ダビッド・トゥエスタ経済財政相が6月4日、選択消費税(ISC)の増税に反対するデモやストの影響が広がる中、辞任した。4月のマルティン・ビスカラ新政権発足時からわずか2カ月での辞任となった。ペルーでは、クチンスキー前政権以降、辞任した経済財政相は4人目となり、持続的な経済政策運営に支障を来している。ビスカラ政権下ではコルドバ生産相に続き、2人目の閣僚辞任だ。なお、6月7日にカルロス・オリバ新経済財政相が就任した。

持続的成長を目指す経済政策に変更はなし

ビスカラ大統領は、経済財政相の交代による経済政策の方向性に変更はない旨を強調した。また、新政権発足以降、経済は上向いており、経済財政省試算で4月のGDP成長率を6%と見込むほか、5月の月間インフレ率が0.04%とインフレターゲットを大幅に下回る水準にあり、安定かつ持続的な経済成長への懸念はないとした。

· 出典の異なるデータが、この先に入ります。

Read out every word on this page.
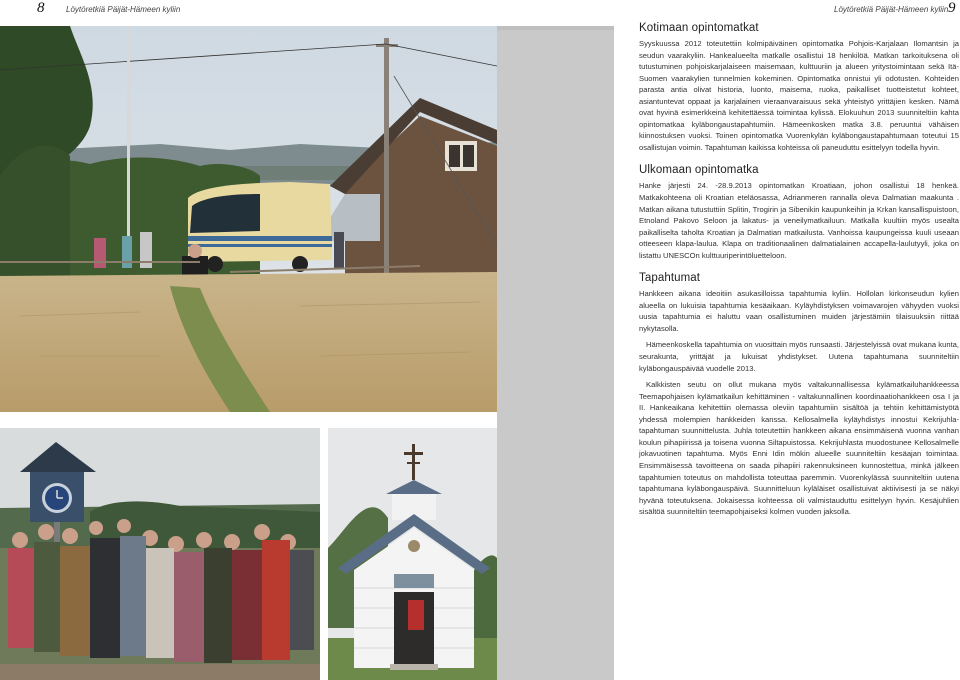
8	Löytöretkiä Päijät-Hämeen kyliin	Löytöretkiä Päijät-Hämeen kyliin 9
Kotimaan opintomatkat

Syyskuussa 2012 toteutettiin kolmipäiväinen opintomatka Pohjois-Karjalaan Ilomantsin ja seudun vaarakyliin. Hankealueelta matkalle osallistui 18 henkilöä. Matkan tarkoituksena oli tutustuminen pohjoiskarjalaiseen maisemaan, kulttuuriin ja alueen yritystoimintaan sekä Itä-Suomen vaarakylien tunnelmien kokeminen. Opintomatka onnistui yli odotusten. Kohteiden parasta antia olivat historia, luonto, maisema, ruoka, paikalliset tuotteistetut kohteet, asiantuntevat oppaat ja karjalainen vieraanvaraisuus sekä yhteistyö yrittäjien kesken. Nämä ovat hyvinä esimerkkeinä kehitettäessä toimintaa kylissä. Elokuuhun 2013 suunniteltiin kahta opintomatkaa kyläbongaustapahtumiin. Hämeenkosken matka 3.8. peruuntui vähäisen kiinnostuksen vuoksi. Toinen opintomatka Vuorenkylän kyläbongaustapahtumaan toteutui 15 osallistujan voimin. Tapahtuman kaikissa kohteissa oli paneuduttu esittelyyn todella hyvin.

Ulkomaan opintomatka

Hanke järjesti 24. -28.9.2013 opintomatkan Kroatiaan, johon osallistui 18 henkeä. Matkakohteena oli Kroatian eteläosassa, Adrianmeren rannalla oleva Dalmatian maakunta . Matkan aikana tutustuttiin Splitin, Trogirin ja Sibenikin kaupunkeihin ja Krkan kansallispuistoon, Etnoland Pakovo Seloon ja lakatus- ja veneilymatkailuun. Matkalla kuultiin myös usealta paikalliselta taholta Kroatian ja Dalmatian matkailusta. Vanhoissa kaupungeissa kuuli useaan otteeseen klapa-laulua. Klapa on traditionaalinen dalmatialainen accapella-laulutyyli, joka on listattu UNESCOn kulttuuriperintöluetteloon.

Tapahtumat

Hankkeen aikana ideoitiin asukasilloissa tapahtumia kyliin. Hollolan kirkonseudun kylien alueella on lukuisia tapahtumia kesäaikaan. Kyläyhdistyksen voimavarojen vähyyden vuoksi uusia tapahtumia ei haluttu vaan osallistuminen muiden järjestämiin tilaisuuksiin riittää nykytasolla.

Hämeenkoskella tapahtumia on vuosittain myös runsaasti. Järjestelyissä ovat mukana kunta, seurakunta, yrittäjät ja lukuisat yhdistykset. Uutena tapahtumana suunniteltiin kyläbongauspäivää vuodelle 2013.

Kalkkisten seutu on ollut mukana myös valtakunnallisessa kylämatkailuhankkeessa Teemapohjaisen kylämatkailun kehittäminen - valtakunnallinen koordinaatiohankkeen osa I ja II. Hankeaikana kehitettiin olemassa oleviin tapahtumiin sisältöä ja tehtiin kehittämistyötä yhdessä molempien hankkeiden kanssa. Kellosalmella kyläyhdistys innostui Kekrijuhla-tapahtuman suunnittelusta. Juhla toteutettiin hankkeen aikana ensimmäisenä vuonna vanhan koulun pihapiirissä ja toisena vuonna Siltapuistossa. Kekrijuhlasta muodostunee Kellosalmelle jokavuotinen tapahtuma. Myös Enni Idin mökin alueelle suunniteltiin kesäajan toimintaa. Ensimmäisessä tavoitteena on saada pihapiiri rakennuksineen kunnostettua, minkä jälkeen tapahtumien toteutus on mahdollista toteuttaa paremmin. Vuorenkylässä suunniteltiin uutena tapahtumana kyläbongauspäivä. Suunnitteluun kyläläiset osallistuivat aktiivisesti ja se näkyi hyvänä toteutuksena. Jokaisessa kohteessa oli valmistauduttu esittelyyn hyvin. Kesäjuhlien sisältöä suunniteltiin teemapohjaiseksi kolmen vuoden jaksolla.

オリバ新経済財政相は、ウマラ政権下で住宅建設上下水道省副大臣やペルー中央準備銀行常任理事を務めたほか、米州開発銀行(IDB)勤務歴も有し、エコノミストとしての手腕に定評がある。全国経営者団体連合会(CONFIEP)のベナビデス会長は、拙速な経済政策の導入は民間投資に悪影響を与えるとし、オリバ氏との対話を求めている。

増税に対し産業界からは批判や要望

全国工業協会(SNI)は増税を受けて、全国紙の1面を用いて政府への反論を掲載した。財政赤字問題は、税収増のみならず歳出カットや徴税率の上昇など多角的な対策が必要であると反発している。また、ISC税の増税が行われたことは企業の競争力の悪化を招く上に、600万人超の雇用を抱える製造分野におけるコスト増が、フォーマル就労にもマイナスの影響が及ぶものと訴える。

なお、燃料への増税は製造業や交通部門など幅広く影響するため、産業界は交通部門に対する還付税の導入を求めている。

度重なる閣僚交代劇で、太平洋同盟の中で最もインフラ整備が遅れているペルー政府の機動力欠如を不安視する声も、企業から聞こえている。